Weeks after top investor firm, Sequoia, raised fraud allegations at some of its portfolio startups for fraudulent practices, venture giant Y Combinator has now fired warning shots at startups. The message is loud and clear – good times are dead.
Y Combinator also said that its portfolio companies have reached out for advice on how to react to the current economic climate and stuttering stock values. Its advice to the help-seekers is to buckle down for the long haul; ‘before you thrive, you have to survive.’
Known for investments in tech titans such as Apple, Uber, and Google, Sequoia presented 50 slides to its 250 founders, demonstrating what sounded like a warning of a “crucible moment” of uncertainty for the venture market. The blame was put on inflation, the markets, and geopolitical issues worldwide.
No V-Shaped Recovery
In addition, Sequoia told founders not to expect a “swift V-shaped recovery,” as seen at the outset of the pandemic.

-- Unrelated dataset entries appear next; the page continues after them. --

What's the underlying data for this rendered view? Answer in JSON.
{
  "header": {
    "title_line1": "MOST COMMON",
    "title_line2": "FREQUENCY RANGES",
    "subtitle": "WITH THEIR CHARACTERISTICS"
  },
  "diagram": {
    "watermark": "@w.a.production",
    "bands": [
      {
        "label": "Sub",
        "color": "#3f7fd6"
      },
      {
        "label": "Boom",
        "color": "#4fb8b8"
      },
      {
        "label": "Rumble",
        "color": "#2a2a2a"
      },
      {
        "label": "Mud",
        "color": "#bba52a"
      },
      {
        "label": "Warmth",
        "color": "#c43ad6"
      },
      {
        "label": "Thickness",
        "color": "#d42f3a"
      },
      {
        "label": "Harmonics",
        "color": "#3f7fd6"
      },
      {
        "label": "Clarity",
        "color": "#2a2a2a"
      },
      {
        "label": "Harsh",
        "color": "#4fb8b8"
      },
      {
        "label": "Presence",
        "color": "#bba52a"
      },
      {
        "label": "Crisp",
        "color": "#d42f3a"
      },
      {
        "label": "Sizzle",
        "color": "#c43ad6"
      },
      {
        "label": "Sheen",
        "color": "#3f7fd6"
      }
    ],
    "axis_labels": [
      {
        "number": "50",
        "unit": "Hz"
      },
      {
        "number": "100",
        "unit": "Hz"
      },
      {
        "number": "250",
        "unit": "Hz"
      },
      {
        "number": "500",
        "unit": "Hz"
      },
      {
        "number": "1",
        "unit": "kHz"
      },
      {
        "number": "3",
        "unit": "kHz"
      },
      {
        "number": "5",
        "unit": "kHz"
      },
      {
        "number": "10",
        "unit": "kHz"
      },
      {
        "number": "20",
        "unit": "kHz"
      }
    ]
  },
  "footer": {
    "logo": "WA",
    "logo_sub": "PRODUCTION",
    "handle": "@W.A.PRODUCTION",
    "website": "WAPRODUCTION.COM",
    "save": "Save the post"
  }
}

Monetary and fiscal policy tools have made capital costlier. Founders should examine their businesses for excess costs.
Babies Under Fire
Amid fears of a looming recession and significant capital flow slowdown, startups today are grappling with cutbacks, layoffs, and capital constraints. The Great Resignation is taking a toll even as the country crossed the century-mark for housing unicorns.
The record-breaking year of 2021 for Indian startups also saw $42 Bn being raised and 1,436 startups being launched. Across the globe, an all-time high of $330 Bn was notched in US venture deals in the same year.